Other instructors said they feel uneasy with a shift in higher education - one where faculty have less control over curriculum than administration.
Others disputed the idea that there are problems at Northern.
Associated business professor Lanny Wilke asked whether taxpayers would support higher education for its own good. He said job training “speaks louder.”
“Anyone who has a job, I want them to know the dickens about what they're doing,” Wilke said.
Technical sciences instructor Terry Munson asked why a university had to follow the model of Plato's Academy, as Snider suggested. To him, a university is a university, regardless of the whether the courses teach students how to rebuild a transmission or to understand the lessons of Socrates.
Technical sciences instructor Byron Ophus said he gets several calls each day from businesspeople curious to know why college graduates don't have the basic writing and arithmetic skills to do their jobs.
Tim Hodges, who does not teach at the university but is involved with its radio station, said that problem falls on public education's shoulders.
Smeby detailed what he considered to be threats to higher education on a national level: federal cuts to financial aid coupled with tuition increases, the “Academic Bill of Rights” - which seeks to change faculty hiring practices in order to eliminate a perceived liberal bias among professors - and efforts to limit dialogue and discourse at educational institutions.

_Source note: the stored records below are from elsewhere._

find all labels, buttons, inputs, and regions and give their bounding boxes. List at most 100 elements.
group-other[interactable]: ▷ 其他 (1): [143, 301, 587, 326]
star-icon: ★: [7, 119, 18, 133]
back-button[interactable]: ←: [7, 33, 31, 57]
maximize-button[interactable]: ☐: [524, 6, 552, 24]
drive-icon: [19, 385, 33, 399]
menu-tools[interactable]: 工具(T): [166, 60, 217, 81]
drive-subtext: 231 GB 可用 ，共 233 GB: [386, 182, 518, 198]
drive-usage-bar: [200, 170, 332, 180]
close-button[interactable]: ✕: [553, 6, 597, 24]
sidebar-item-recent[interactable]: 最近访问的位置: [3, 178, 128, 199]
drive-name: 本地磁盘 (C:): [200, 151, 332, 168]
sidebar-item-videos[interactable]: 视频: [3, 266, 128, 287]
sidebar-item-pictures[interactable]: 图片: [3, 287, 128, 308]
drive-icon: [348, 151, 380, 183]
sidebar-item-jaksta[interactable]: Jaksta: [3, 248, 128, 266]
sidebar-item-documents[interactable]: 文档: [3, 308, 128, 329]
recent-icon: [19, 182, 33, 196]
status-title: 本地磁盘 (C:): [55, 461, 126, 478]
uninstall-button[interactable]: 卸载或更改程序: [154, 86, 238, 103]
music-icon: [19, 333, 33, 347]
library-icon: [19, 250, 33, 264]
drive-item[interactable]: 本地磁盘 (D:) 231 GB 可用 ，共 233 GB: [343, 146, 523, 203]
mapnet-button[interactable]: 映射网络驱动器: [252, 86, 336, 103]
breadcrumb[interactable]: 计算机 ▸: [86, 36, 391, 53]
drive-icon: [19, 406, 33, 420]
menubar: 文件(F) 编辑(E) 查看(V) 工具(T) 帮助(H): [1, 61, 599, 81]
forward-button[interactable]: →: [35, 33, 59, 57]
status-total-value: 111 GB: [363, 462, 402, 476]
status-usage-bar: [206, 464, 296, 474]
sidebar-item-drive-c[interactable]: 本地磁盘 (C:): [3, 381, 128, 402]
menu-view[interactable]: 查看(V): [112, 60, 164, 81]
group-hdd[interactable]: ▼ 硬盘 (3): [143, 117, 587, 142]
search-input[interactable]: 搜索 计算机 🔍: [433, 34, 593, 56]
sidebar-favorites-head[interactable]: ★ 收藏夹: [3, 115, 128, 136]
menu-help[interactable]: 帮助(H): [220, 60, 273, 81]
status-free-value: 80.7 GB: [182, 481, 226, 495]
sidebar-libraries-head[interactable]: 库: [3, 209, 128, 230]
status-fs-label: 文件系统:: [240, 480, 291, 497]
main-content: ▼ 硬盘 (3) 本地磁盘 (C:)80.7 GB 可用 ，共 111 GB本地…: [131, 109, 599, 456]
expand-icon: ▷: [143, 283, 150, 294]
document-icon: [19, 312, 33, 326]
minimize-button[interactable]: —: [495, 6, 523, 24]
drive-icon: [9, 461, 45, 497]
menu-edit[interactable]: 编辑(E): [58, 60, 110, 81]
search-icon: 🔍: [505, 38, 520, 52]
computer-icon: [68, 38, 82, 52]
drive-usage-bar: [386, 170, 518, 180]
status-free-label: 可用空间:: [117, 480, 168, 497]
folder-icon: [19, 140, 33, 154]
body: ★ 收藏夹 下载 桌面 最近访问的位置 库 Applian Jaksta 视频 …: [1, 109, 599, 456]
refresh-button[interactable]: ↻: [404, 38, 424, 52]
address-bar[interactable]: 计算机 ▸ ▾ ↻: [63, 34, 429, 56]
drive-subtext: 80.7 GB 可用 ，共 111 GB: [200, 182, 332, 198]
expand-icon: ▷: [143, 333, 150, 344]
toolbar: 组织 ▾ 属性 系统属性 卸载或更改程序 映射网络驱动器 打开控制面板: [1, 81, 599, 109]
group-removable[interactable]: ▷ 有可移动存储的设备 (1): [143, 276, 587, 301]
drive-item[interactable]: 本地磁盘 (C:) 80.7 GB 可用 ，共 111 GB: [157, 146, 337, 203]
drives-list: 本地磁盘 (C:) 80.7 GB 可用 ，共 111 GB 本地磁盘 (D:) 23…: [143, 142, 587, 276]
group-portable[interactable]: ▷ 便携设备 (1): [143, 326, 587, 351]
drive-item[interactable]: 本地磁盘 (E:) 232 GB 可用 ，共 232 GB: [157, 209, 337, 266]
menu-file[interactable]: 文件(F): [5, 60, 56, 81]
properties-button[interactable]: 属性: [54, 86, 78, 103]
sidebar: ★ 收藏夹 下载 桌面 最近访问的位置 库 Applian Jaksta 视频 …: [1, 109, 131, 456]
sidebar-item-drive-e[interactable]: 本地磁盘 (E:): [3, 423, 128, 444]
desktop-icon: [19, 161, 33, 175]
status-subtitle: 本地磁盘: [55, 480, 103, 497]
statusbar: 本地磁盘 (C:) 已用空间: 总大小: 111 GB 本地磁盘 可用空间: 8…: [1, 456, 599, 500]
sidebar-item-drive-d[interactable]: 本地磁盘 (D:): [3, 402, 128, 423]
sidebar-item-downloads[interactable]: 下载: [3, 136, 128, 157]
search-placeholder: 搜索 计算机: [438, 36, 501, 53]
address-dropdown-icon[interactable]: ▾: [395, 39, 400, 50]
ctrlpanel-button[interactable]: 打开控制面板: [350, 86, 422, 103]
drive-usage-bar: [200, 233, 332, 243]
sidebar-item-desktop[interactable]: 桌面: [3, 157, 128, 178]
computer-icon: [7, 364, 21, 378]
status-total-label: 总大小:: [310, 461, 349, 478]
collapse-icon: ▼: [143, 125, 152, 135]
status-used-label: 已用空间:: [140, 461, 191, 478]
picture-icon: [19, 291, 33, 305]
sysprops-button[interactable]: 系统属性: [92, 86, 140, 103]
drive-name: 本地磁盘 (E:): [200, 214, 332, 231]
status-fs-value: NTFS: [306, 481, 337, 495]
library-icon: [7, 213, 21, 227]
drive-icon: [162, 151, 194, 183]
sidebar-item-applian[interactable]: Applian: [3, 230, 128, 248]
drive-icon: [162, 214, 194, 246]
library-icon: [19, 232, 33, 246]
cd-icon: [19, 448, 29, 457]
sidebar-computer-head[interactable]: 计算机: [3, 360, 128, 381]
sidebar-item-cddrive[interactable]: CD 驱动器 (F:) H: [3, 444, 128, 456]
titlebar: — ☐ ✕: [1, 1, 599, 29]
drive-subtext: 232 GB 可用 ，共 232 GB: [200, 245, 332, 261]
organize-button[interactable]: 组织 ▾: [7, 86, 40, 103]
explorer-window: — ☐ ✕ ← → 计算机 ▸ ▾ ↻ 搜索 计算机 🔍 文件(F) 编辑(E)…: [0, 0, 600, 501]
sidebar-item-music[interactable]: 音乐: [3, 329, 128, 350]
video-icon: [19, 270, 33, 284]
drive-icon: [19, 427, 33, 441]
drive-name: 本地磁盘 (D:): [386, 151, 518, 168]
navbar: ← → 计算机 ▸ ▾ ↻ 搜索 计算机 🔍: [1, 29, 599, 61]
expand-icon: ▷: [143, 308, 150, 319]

Will Rawn, interim dean of the college of education, arts & sciences and nursing, said that, at many American universities, schools of business and economics have garnered more power, while social sciences and the arts have become weaker.
“It has to do with the public's thinking ... about what it wants out of higher education,” he said.
After the discussion, Smeby said he was “very pleasantly surprised” with the talk.
Sellers said the instructors are trying to hold similar forums the first Wednesday of each month. The topic for April will be women's issues, and May's topic will be diversity of the students, faculty and course offerings, she said.